The supplies needed to build this demonstration setup are listed below. Our goal was to keep the total cost under 60 euros.

• 1x Ball bearing 6205
• 2x KP08 Ball bearing
• 1x Aluminium sheet 35x35cm with a thickness of 5mm.
• 8x Neodymium Magnets Ø12 mm x 5mm
• 1x 3D-printed wheel mount
• 1x 3D-printed crank
• Aluminium 2020 extrusion (4x 40cm 2x 20cm)
• 8x 2020 Aluminium corner bracket
• 8x M8 Nut
• 1x M8 Axle (20cm)
• A large neodymium magnet (Optional: can be used for demonstration purposes)

Lay out 2x 40cm extrusions and 2x 20cm extrusion in an H shape and attach them with a corner bracket with M6 screws in each corner. Now attach 2 more 40cm extrusions perpendicular the the base frame with two corner brackets on each extrusion.

Use a jig saw to saw a circle with a diameter of 35cm in the aluminium sheet. After that, make sure to sand down the sharp edges of the sheet. Now drill a 8mm hole in the center of the disk.

To attach the disk to the M8 threaded axle mount it with M8 nuts on both sides. Optionally you could make two aluminium pieces to make sure the disk is aligned with the axle properly.

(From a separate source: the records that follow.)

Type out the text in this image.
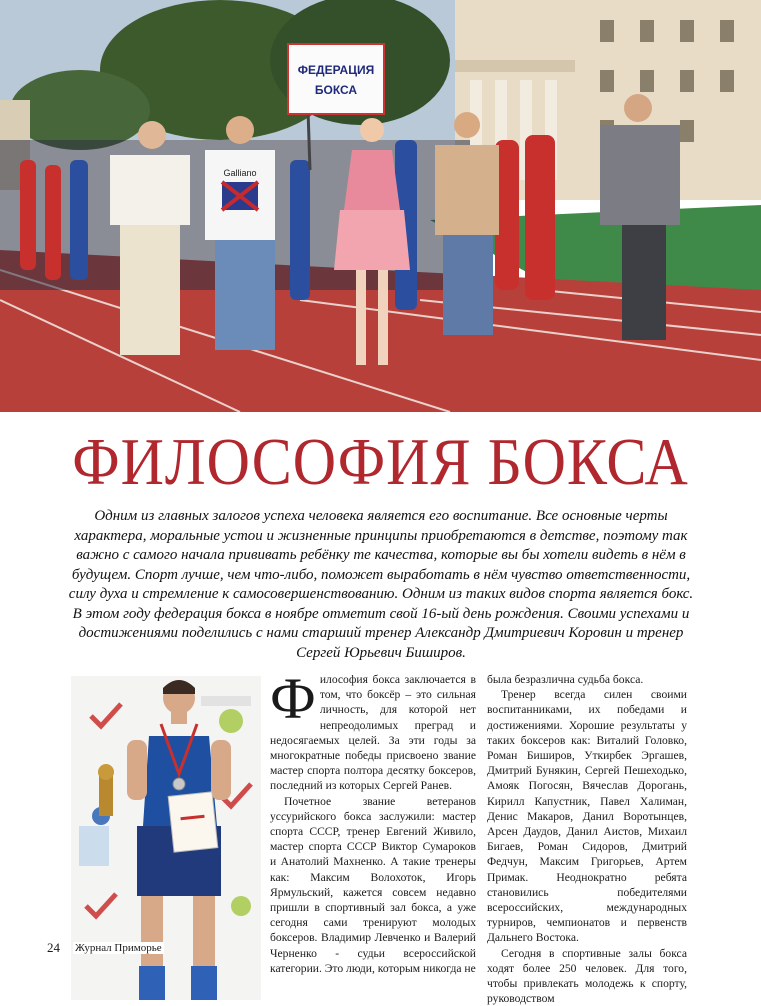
ФЕДЕРАЦИЯ
БОКСА
Galliano
ФИЛОСОФИЯ БОКСА

Одним из главных залогов успеха человека является его воспитание. Все основные черты характера, моральные устои и жизненные принципы приобретаются в детстве, поэтому так важно с самого начала прививать ребёнку те качества, которые вы бы хотели видеть в нём в будущем. Спорт лучше, чем что-либо, поможет выработать в нём чувство ответственности, силу духа и стремление к самосовершенствованию. Одним из таких видов спорта является бокс. В этом году федерация бокса в ноябре отметит свой 16-ый день рождения. Своими успехами и достижениями поделились с нами старший тренер Александр Дмитриевич Коровин и тренер Сергей Юрьевич Биширов.

Философия бокса заключается в том, что боксёр – это сильная личность, для которой нет непреодолимых преград и недосягаемых целей. За эти годы за многократные победы присвоено звание мастер спорта полтора десятку боксеров, последний из которых Сергей Ранев.

Почетное звание ветеранов уссурийского бокса заслужили: мастер спорта СССР, тренер Евгений Живило, мастер спорта СССР Виктор Сумароков и Анатолий Махненко. А такие тренеры как: Максим Волохоток, Игорь Ярмульский, кажется совсем недавно пришли в спортивный зал бокса, а уже сегодня сами тренируют молодых боксеров. Владимир Левченко и Валерий Черненко - судьи всероссийской категории. Это люди, которым никогда не

была безразлична судьба бокса.

Тренер всегда силен своими воспитанниками, их победами и достижениями. Хорошие результаты у таких боксеров как: Виталий Головко, Роман Биширов, Уткирбек Эргашев, Дмитрий Бунякин, Сергей Пешеходько, Амояк Погосян, Вячеслав Дорогань, Кирилл Капустник, Павел Халиман, Денис Макаров, Данил Воротынцев, Арсен Даудов, Данил Аистов, Михаил Бигаев, Роман Сидоров, Дмитрий Федчун, Максим Григорьев, Артем Примак. Неоднократно ребята становились победителями всероссийских, международных турниров, чемпионатов и первенств Дальнего Востока.

Сегодня в спортивные залы бокса ходят более 250 человек. Для того, чтобы привлекать молодежь к спорту, руководством

24 Журнал Приморье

To mount the axle with the disk to the frame, place two M8 nuts on both sides of the axle. Then place the KP08 ball bearings on each side. Now place an M8 nut on both sides to secure the bearings to the axle. After that the bearings with the axle can be mounted to the aluminium frame with 4x M6 screws and 4x T-nuts. While attaching the axle with the disk, make sure it is not touching anything on the bottom, it should be able to spin freely.

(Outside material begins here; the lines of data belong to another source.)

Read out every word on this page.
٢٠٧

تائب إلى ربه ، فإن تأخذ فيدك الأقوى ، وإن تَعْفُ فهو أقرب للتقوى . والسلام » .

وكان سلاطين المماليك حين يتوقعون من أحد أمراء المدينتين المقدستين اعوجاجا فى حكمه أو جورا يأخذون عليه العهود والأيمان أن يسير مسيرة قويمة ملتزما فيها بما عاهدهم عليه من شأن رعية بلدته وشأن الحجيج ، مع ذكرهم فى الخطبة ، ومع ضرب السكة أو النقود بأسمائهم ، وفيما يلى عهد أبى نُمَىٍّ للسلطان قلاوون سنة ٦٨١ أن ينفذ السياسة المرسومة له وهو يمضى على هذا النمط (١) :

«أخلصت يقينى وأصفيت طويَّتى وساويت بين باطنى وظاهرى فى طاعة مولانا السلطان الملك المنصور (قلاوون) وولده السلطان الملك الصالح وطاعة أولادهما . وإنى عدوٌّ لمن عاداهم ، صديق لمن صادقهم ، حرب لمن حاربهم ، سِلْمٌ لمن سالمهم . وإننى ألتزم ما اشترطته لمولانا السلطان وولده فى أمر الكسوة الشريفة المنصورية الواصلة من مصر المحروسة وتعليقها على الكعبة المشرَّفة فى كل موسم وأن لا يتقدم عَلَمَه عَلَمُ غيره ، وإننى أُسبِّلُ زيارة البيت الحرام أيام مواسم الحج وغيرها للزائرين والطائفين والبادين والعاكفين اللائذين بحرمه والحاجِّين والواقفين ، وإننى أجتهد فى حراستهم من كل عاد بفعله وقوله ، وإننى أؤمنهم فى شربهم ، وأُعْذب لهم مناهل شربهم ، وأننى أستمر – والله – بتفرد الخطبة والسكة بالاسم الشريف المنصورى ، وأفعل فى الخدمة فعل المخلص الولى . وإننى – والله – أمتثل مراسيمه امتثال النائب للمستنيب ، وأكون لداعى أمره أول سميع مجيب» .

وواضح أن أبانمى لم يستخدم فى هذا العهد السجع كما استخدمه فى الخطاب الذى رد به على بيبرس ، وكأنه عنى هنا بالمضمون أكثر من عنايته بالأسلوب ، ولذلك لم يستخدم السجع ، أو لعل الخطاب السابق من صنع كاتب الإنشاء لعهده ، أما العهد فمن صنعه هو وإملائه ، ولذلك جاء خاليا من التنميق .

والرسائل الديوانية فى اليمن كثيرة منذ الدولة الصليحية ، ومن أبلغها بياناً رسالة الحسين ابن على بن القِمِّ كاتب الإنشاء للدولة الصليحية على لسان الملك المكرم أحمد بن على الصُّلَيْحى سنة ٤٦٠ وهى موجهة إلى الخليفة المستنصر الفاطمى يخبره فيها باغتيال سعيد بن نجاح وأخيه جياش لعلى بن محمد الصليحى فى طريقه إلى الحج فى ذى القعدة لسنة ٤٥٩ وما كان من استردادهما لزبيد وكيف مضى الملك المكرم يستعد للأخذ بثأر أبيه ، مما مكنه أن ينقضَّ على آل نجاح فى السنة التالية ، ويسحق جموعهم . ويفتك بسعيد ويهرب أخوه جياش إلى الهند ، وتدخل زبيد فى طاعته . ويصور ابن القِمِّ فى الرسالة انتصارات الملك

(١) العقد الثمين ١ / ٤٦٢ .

As a base for the wheel with the magnets we used a large ball bearing. This way the magnets simply stick to the ball bearing. Place the eight magnets evenly around the ball bearing with alternating polarities, e.g. if you place the first magnet with it's south pole on the bearing, the magnet next to it should be placed with it's south pole facing away from the ball bearing.

In this step the ball bearing with the magnets can be put on the 3D printed mounting bracket. The friction between the bracket and the bearing should be enough to keep it in place. Now the bracket with the ball bearing can be mounted to the frame with two M6 screws and T-nuts. The slots in the bracket can be used to adjust the gap between the magnets and the disk. Try to keep this gap as small as possible without having the magnets touch the disk.

In order to attach the crank to the axle, place an M8 nut on the axle, after which you can place the crank on the axle. Now secure it in place by placing another M8 nut on the axle.